Principles of Monetary-Fiscal Coordination

  1. Coordinated Role in Supporting Growth: Fiscal policy targeting supply-side inflation enables monetary policy to maintain low real interest rates that encourage demand. This coordination is consistent with central bank independence if inflation remains low.
  2. Fiscal Consolidation and Quality Spending: India’s high debt and fiscal deficit limit room for demand-driven stimulus. Therefore, fiscal policy should focus on infrastructure, social welfare, and productivity to raise potential non-inflationary growth.
  3. Supply-Side Focus without Neglecting Demand: Well-structured fiscal measures—supporting income growth, innovation, and exports—stimulate broader demand while addressing supply constraints. This combination strengthens overall macroeconomic balance.
  4. Encouraging Federal Competition: Politically sensitive reforms, like liberalizing factor markets, are best left to states. Inter-state competition can gradually drive efficiency without central imposition.

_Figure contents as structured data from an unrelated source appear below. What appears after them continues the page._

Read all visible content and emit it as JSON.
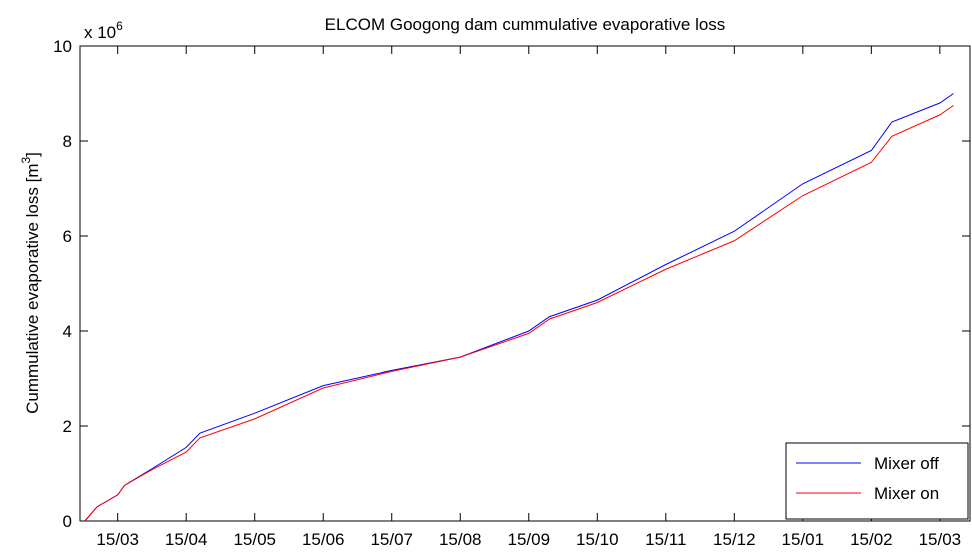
{
  "chart_data": {
    "type": "line",
    "title": "ELCOM Googong dam cummulative evaporative loss",
    "ylabel": "Cummulative evaporative loss [m",
    "ylabel_sup": "3",
    "ylabel_end": "]",
    "yscale_base": "x 10",
    "yscale_exp": "6",
    "xlim": [
      -0.55,
      12.44
    ],
    "ylim": [
      0,
      10
    ],
    "yticks": [
      0,
      2,
      4,
      6,
      8,
      10
    ],
    "xticks": [
      {
        "value": 0,
        "label": "15/03"
      },
      {
        "value": 1,
        "label": "15/04"
      },
      {
        "value": 2,
        "label": "15/05"
      },
      {
        "value": 3,
        "label": "15/06"
      },
      {
        "value": 4,
        "label": "15/07"
      },
      {
        "value": 5,
        "label": "15/08"
      },
      {
        "value": 6,
        "label": "15/09"
      },
      {
        "value": 7,
        "label": "15/10"
      },
      {
        "value": 8,
        "label": "15/11"
      },
      {
        "value": 9,
        "label": "15/12"
      },
      {
        "value": 10,
        "label": "15/01"
      },
      {
        "value": 11,
        "label": "15/02"
      },
      {
        "value": 12,
        "label": "15/03"
      }
    ],
    "x": [
      -0.48,
      -0.3,
      0,
      0.1,
      0.5,
      1,
      1.2,
      2,
      3,
      4,
      5,
      6,
      6.3,
      7,
      8,
      9,
      10,
      11,
      11.3,
      12,
      12.2
    ],
    "series": [
      {
        "name": "Mixer off",
        "color": "#0000ff",
        "values": [
          0,
          0.3,
          0.55,
          0.75,
          1.1,
          1.55,
          1.85,
          2.27,
          2.85,
          3.17,
          3.45,
          4.0,
          4.3,
          4.65,
          5.4,
          6.1,
          7.1,
          7.8,
          8.4,
          8.8,
          9.0
        ]
      },
      {
        "name": "Mixer on",
        "color": "#ff0000",
        "values": [
          0,
          0.3,
          0.55,
          0.75,
          1.08,
          1.45,
          1.75,
          2.15,
          2.8,
          3.15,
          3.45,
          3.95,
          4.25,
          4.6,
          5.3,
          5.9,
          6.85,
          7.55,
          8.1,
          8.55,
          8.75
        ]
      }
    ],
    "legend": "lower right",
    "grid": false
  }
}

Designing a Growth-Oriented Monetary Policy

  1. Real Rates Should Support Growth: Monetary policy should aim for low but positive real interest rates—around 1%—to maintain borrowing incentives while ensuring returns to savers. Higher rates, as seen in the 2010s and 2024, dampen growth.
  2. Importance of Anchored Inflation: Stable inflation under flexible inflation targeting reduces rate volatility. Fine-tuned policy adjustments can maintain real rates close to neutral, smoothing growth and reacting efficiently to shocks.
  3. Growth Fuels Savings More Than High Rates: Long-term resource mobilisation improves when incomes rise with growth, rather than through high real interest rates. Financial deepening also aids efficient allocation of savings.

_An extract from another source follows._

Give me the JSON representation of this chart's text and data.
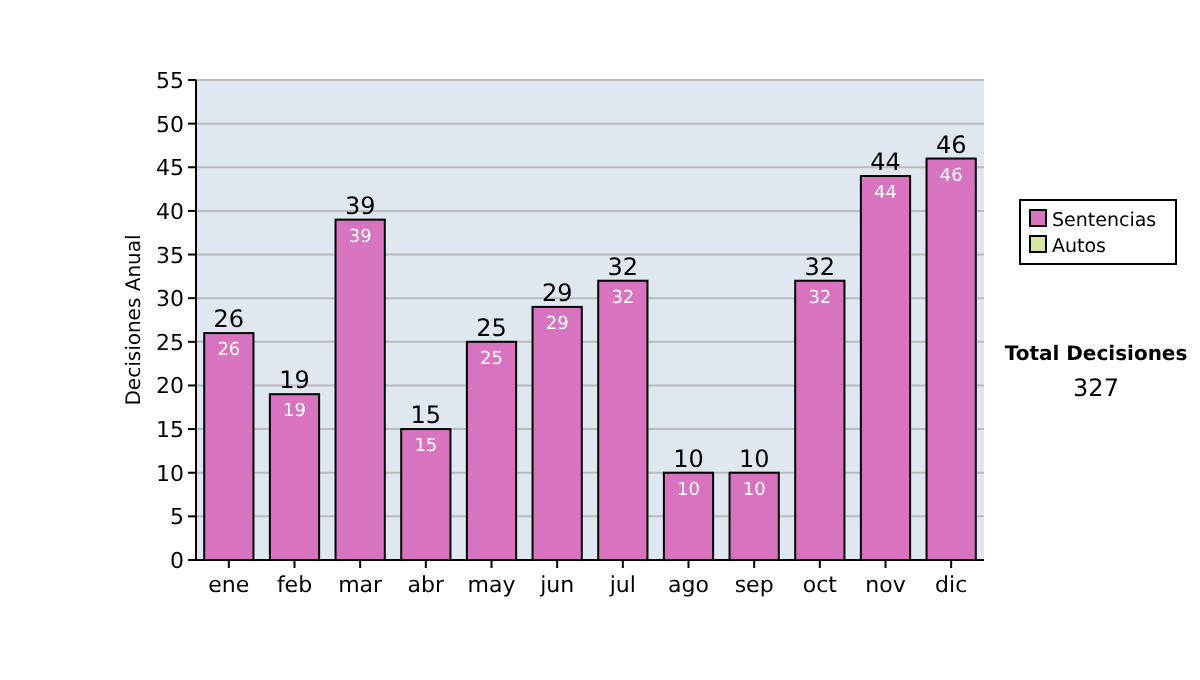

Calibrating Current Monetary Policy

  1. Real Rates Too High Despite Rate Cuts: Even after recent cuts, India’s real interest rates exceed 3%. Had inflation forecasts been more accurate, rate hikes would have been milder. Current high rates are slowing growth.
  2. Need for More Front-Loaded Cuts: For large deviations from the equilibrium real rate, quick front-loaded cuts are preferable. The recent 50 bps cut was appropriate, but further adjustment may still be required.
  3. Misplaced Inflation Expectations: Forecasts assume future inflation will rise due to base effects, but core inflation excluding gold is already below 3.5%. With inflation likely anchored near 4%, another 25 bps cut is justified.

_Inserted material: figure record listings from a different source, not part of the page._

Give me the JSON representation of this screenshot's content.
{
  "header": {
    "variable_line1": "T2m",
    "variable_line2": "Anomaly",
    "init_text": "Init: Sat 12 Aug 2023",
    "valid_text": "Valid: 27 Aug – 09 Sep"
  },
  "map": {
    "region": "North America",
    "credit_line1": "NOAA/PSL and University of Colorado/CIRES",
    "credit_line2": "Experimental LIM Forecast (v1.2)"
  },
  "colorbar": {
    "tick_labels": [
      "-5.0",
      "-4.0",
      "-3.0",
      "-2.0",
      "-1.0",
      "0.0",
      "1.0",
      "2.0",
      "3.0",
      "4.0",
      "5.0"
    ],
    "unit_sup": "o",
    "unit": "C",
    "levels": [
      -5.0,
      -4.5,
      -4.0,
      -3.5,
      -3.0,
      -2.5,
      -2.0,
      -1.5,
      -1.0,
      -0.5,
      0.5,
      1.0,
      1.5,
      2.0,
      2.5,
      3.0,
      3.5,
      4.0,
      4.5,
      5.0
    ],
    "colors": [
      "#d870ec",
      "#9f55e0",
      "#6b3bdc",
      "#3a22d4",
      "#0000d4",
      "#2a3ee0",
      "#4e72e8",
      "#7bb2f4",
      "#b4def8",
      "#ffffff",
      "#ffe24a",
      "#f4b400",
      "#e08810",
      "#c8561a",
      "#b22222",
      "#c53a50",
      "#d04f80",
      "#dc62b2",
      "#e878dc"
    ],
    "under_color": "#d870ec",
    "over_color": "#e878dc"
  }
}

Ensuring a Smooth Policy Landing

  1. Use of Data-Driven Neutral Stance: A neutral policy stance signals flexibility. Monetary response should be guided by high-frequency data pointing to slowing growth and external shocks, not temporary food price volatility.
  2. Careful Liquidity Management: Short-term liquidity adjustments should maintain the call money rate close to the repo. Durable liquidity should stay mildly in surplus to absorb external liquidity shocks without causing market instability.
  3. Metaphor of Smooth Landing: As with an aircraft’s landing, policy adjustments must now be gentle and well-timed to ensure stability while achieving growth close to potential.

Question for practice:

Examine how coordinated monetary and fiscal policies can support stable and sustained economic growth in India.